Howard smiled and stepped down out of the jeep. “Could be, Lieutenant. Can we take a look inside?”

“Depends what the MP’s find, best give them time to check that It’s clear.” Weaver answered and at that turned back to the young nurse. The conversation began hesitantly as far as the young prisoner was concerned: she didn’t exactly cooperate but her hesitancy was no match for the older woman’s determination. Weaver, for her part, sounded more sympathetic as she asked question after question. At first the nurse was very hesitant: no doubt fearing for her life... The enemy soldiers were brutes and she was bound to be raped or murdered or worse: at least this was what she had been told! But the longer the conversation lasted the more confident she became. The woman that she was facing was quite fierce but she was an officer and didn’t seem to be a monster. And besides: she was a woman after all and women do not rape other women do they?

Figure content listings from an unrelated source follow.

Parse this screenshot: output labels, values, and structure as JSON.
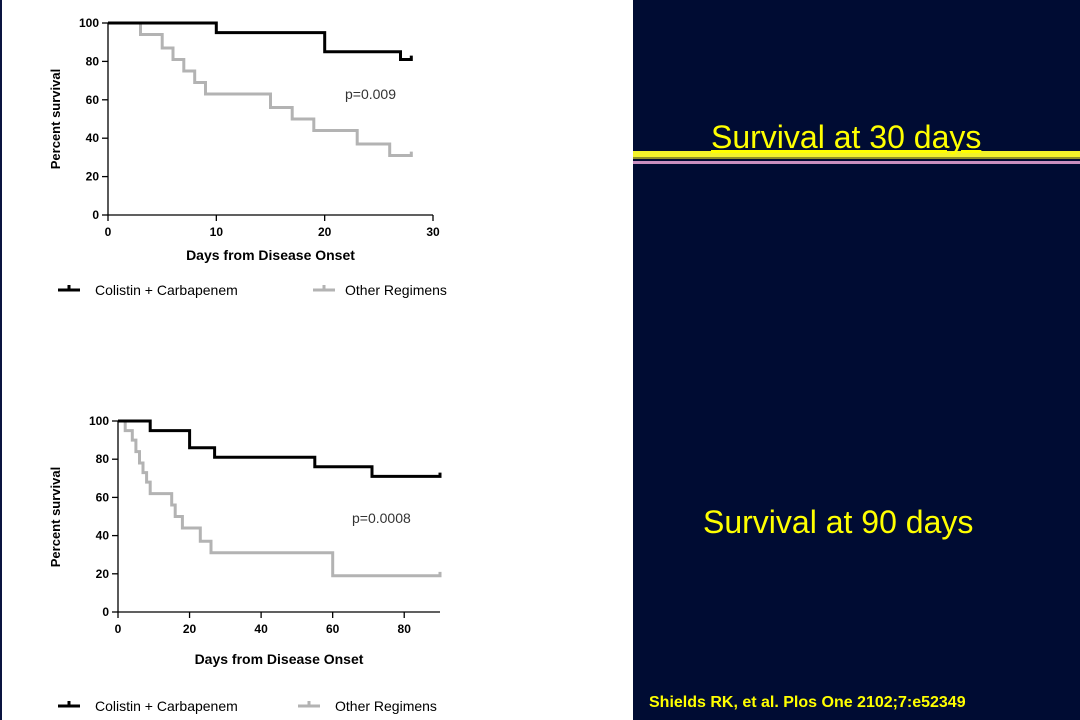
{
  "right_panel": {
    "label_30": "Survival at 30 days",
    "label_90": "Survival at 90 days",
    "citation": "Shields RK, et al. Plos One 2102;7:e52349",
    "text_color": "#ffff00",
    "background": "#000c33"
  },
  "chart_data": [
    {
      "type": "line",
      "step": true,
      "xlabel": "Days from Disease Onset",
      "ylabel": "Percent survival",
      "xlim": [
        0,
        30
      ],
      "ylim": [
        0,
        100
      ],
      "xticks": [
        0,
        10,
        20,
        30
      ],
      "yticks": [
        0,
        20,
        40,
        60,
        80,
        100
      ],
      "annotation": "p=0.009",
      "legend_position": "bottom",
      "series": [
        {
          "name": "Colistin + Carbapenem",
          "color": "#000000",
          "points": [
            [
              0,
              100
            ],
            [
              10,
              100
            ],
            [
              10,
              95
            ],
            [
              20,
              95
            ],
            [
              20,
              85
            ],
            [
              27,
              85
            ],
            [
              27,
              81
            ],
            [
              28,
              81
            ],
            [
              28,
              83
            ]
          ]
        },
        {
          "name": "Other Regimens",
          "color": "#b3b3b3",
          "points": [
            [
              0,
              100
            ],
            [
              3,
              100
            ],
            [
              3,
              94
            ],
            [
              5,
              94
            ],
            [
              5,
              87
            ],
            [
              6,
              87
            ],
            [
              6,
              81
            ],
            [
              7,
              81
            ],
            [
              7,
              75
            ],
            [
              8,
              75
            ],
            [
              8,
              69
            ],
            [
              9,
              69
            ],
            [
              9,
              63
            ],
            [
              15,
              63
            ],
            [
              15,
              56
            ],
            [
              17,
              56
            ],
            [
              17,
              50
            ],
            [
              19,
              50
            ],
            [
              19,
              44
            ],
            [
              23,
              44
            ],
            [
              23,
              37
            ],
            [
              26,
              37
            ],
            [
              26,
              31
            ],
            [
              28,
              31
            ],
            [
              28,
              33
            ]
          ]
        }
      ]
    },
    {
      "type": "line",
      "step": true,
      "xlabel": "Days from Disease Onset",
      "ylabel": "Percent survival",
      "xlim": [
        0,
        90
      ],
      "ylim": [
        0,
        100
      ],
      "xticks": [
        0,
        20,
        40,
        60,
        80
      ],
      "yticks": [
        0,
        20,
        40,
        60,
        80,
        100
      ],
      "annotation": "p=0.0008",
      "legend_position": "bottom",
      "series": [
        {
          "name": "Colistin + Carbapenem",
          "color": "#000000",
          "points": [
            [
              0,
              100
            ],
            [
              9,
              100
            ],
            [
              9,
              95
            ],
            [
              20,
              95
            ],
            [
              20,
              86
            ],
            [
              27,
              86
            ],
            [
              27,
              81
            ],
            [
              55,
              81
            ],
            [
              55,
              76
            ],
            [
              71,
              76
            ],
            [
              71,
              71
            ],
            [
              90,
              71
            ],
            [
              90,
              73
            ]
          ]
        },
        {
          "name": "Other Regimens",
          "color": "#b3b3b3",
          "points": [
            [
              0,
              100
            ],
            [
              2,
              100
            ],
            [
              2,
              95
            ],
            [
              4,
              95
            ],
            [
              4,
              90
            ],
            [
              5,
              90
            ],
            [
              5,
              84
            ],
            [
              6,
              84
            ],
            [
              6,
              78
            ],
            [
              7,
              78
            ],
            [
              7,
              73
            ],
            [
              8,
              73
            ],
            [
              8,
              68
            ],
            [
              9,
              68
            ],
            [
              9,
              62
            ],
            [
              15,
              62
            ],
            [
              15,
              56
            ],
            [
              16,
              56
            ],
            [
              16,
              50
            ],
            [
              18,
              50
            ],
            [
              18,
              44
            ],
            [
              23,
              44
            ],
            [
              23,
              37
            ],
            [
              26,
              37
            ],
            [
              26,
              31
            ],
            [
              60,
              31
            ],
            [
              60,
              19
            ],
            [
              90,
              19
            ],
            [
              90,
              21
            ]
          ]
        }
      ]
    }
  ]
}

So, it dawned on her, if she could keep on the British lieutenant’s good side then she would be safe... To this end, she talked and it wasn’t long before the lieutenant ordered her to sit in the front of the jeep so that the female sergeant who was behind the wheel could keep her eye on her. Weaver jumped in and sat in the back at the side of the older woman—a woman who was actually a lieutenant-colonel, no less!

“Seems like we’ve found something that you were looking for Ma’am!” Weaver said quietly. “She says it’s a DRK facility...”

“DRK?” Asked the driver who had been listening.

“Deutsches Rotes Kreuz—The German Red Cross.” Answered Weaver sounding slightly annoyed at the interruption. “It’s an integral part of the Third Reich so don’t confuse it with everybody else’s Red Cross organisation. This one’s well integrated into the rest of the nastiness so don’t be fooled by her red cross armband or badges!”

The driver just shrugged and went back to starring at the nurse in an interested manner as Weaver carried on relaying what the nurse had told her. “This place is run by a woman called Elsa Bergen: she’s some sort of doctor-come-scientist by the way and her main interest is in caring for premature babies or so the nurse claims!” She carried on for several minutes although Colonel Howard found it difficult to accept much that she was being told.

Just as she was finishing they watched the four military police NCO’s escort a small group of women out through the front door.